Viral RNA accumulation of LCV RNA2 mutants engineered with deletions in the 3′ terminal region.

(a) Schematic diagram of the 3′ terminal region of LCV RNA2 (WT RNA2) containing the Y-shaped structure. Deletions were made to the nucleotides (nts) at the proximal 3′ or 5′ ends of the 98-nt of RNA2. The number of nts deleted and their proximal locations (marked by bold black lines) are indicated in the names of the mutants: 3′Δ4 (deletion of the last 4 nts), 3′Δ11 (the last 11 nts), 3′Δ24 (the last 24 nts), 3′Δ38 (the last 38 nts), 3′Δ48 (the last 48 nts) and 5′Δ50 (the first 50 nts). Four digit numbers placed next to the sequence represent the nt positions in LCV RNA2. The locations of SL1, SL2 and S3 are as indicated. (b–f) Minus- and plus-strand LCV RNA2 accumulation in tobacco protoplasts inoculated with the in vitro transcripts of LCV RNA1 and that of each of the LCV RNA2 mutants: 3′Δ4 (b), 3′Δ11 (c), 3′Δ24 (d), 3′Δ38 (e), 3′Δ48 (f), 5′Δ50 (f) or wild type (WT) RNA2 (b–f).

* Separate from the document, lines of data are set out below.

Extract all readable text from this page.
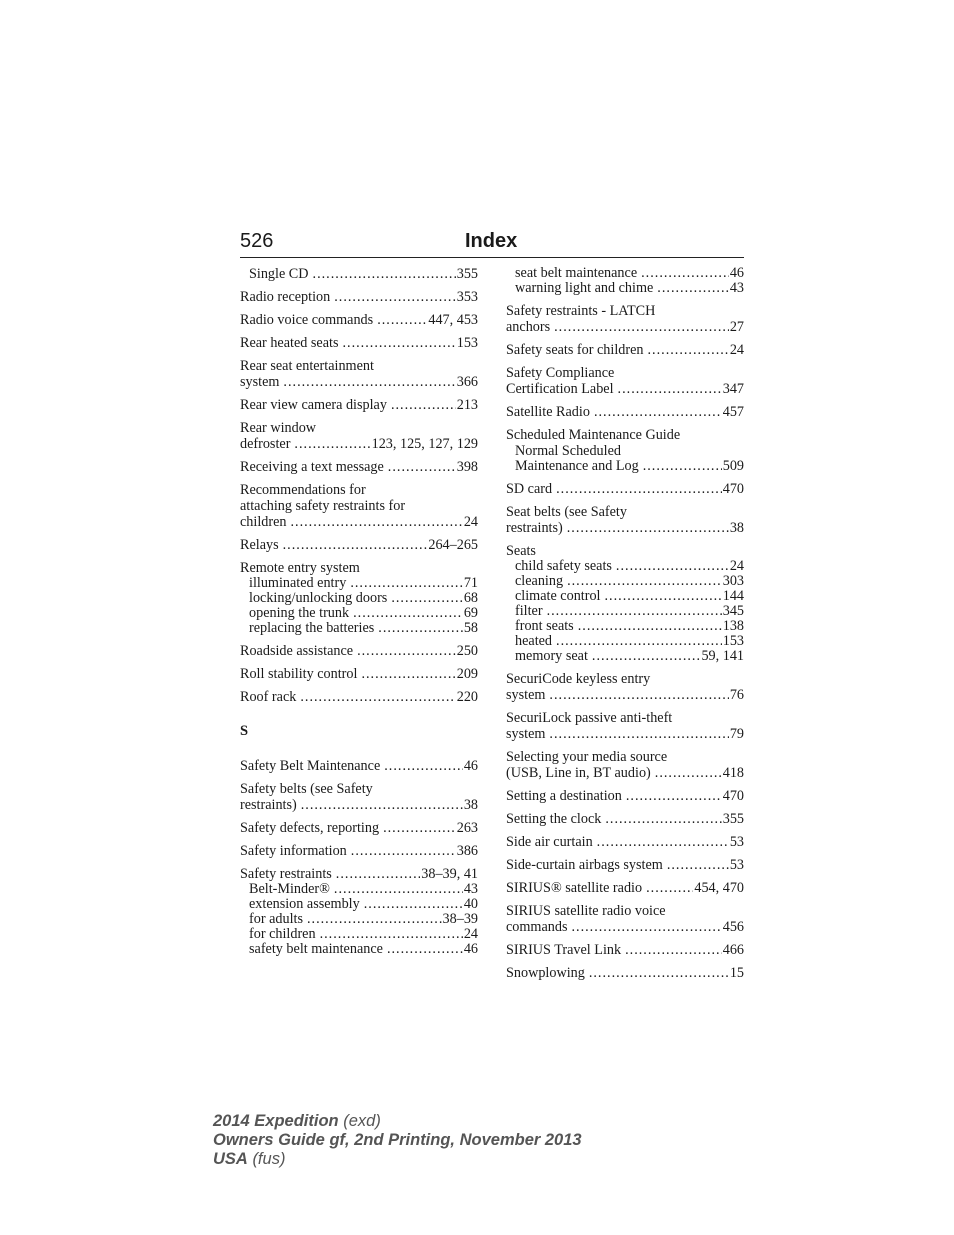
526	Index
Single CD .....	355
Radio reception .....	353
Radio voice commands .....	447, 453
Rear heated seats .....	153
Rear seat entertainment
system .....	366
Rear view camera display .....	213
Rear window
defroster .....	123, 125, 127, 129
Receiving a text message .....	398
Recommendations for
attaching safety restraints for
children .....	24
Relays .....	264–265
Remote entry system
illuminated entry .....	71
locking/unlocking doors .....	68
opening the trunk .....	69
replacing the batteries .....	58
Roadside assistance .....	250
Roll stability control .....	209
Roof rack .....	220
S
Safety Belt Maintenance .....	46
Safety belts (see Safety
restraints) .....	38
Safety defects, reporting .....	263
Safety information .....	386
Safety restraints .....	38–39, 41
Belt-Minder® .....	43
extension assembly .....	40
for adults .....	38–39
for children .....	24
safety belt maintenance .....	46
seat belt maintenance .....	46
warning light and chime .....	43
Safety restraints - LATCH
anchors .....	27
Safety seats for children .....	24
Safety Compliance
Certification Label .....	347
Satellite Radio .....	457
Scheduled Maintenance Guide
Normal Scheduled
Maintenance and Log .....	509
SD card .....	470
Seat belts (see Safety
restraints) .....	38
Seats
child safety seats .....	24
cleaning .....	303
climate control .....	144
filter .....	345
front seats .....	138
heated .....	153
memory seat .....	59, 141
SecuriCode keyless entry
system .....	76
SecuriLock passive anti-theft
system .....	79
Selecting your media source
(USB, Line in, BT audio) .....	418
Setting a destination .....	470
Setting the clock .....	355
Side air curtain .....	53
Side-curtain airbags system .....	53
SIRIUS® satellite radio .....	454, 470
SIRIUS satellite radio voice
commands .....	456
SIRIUS Travel Link .....	466
Snowplowing .....	15
2014 Expedition (exd)
Owners Guide gf, 2nd Printing, November 2013
USA (fus)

Total RNA (2 μg each) extracted from the inoculated protoplasts harvested at 24, 48 and 96 hpi (lanes 24, 48 and 96, respectively) and total RNA (2 μg) from water (mock)-inoculated protoplasts harvested at 96 hpi (lane W) were analyzed using DIG-labeled RNA2 negative- or positive-sense specific riboprobe VIII (Fig. 1a). Hybridization signals of minus- and plus-strand genomic RNA2 [G2(−) and G2(+), respectively] are indicated. Estimation of RNA sizes and methylene-blue stained 25s rRNA equal loading controls are as in Fig. 3.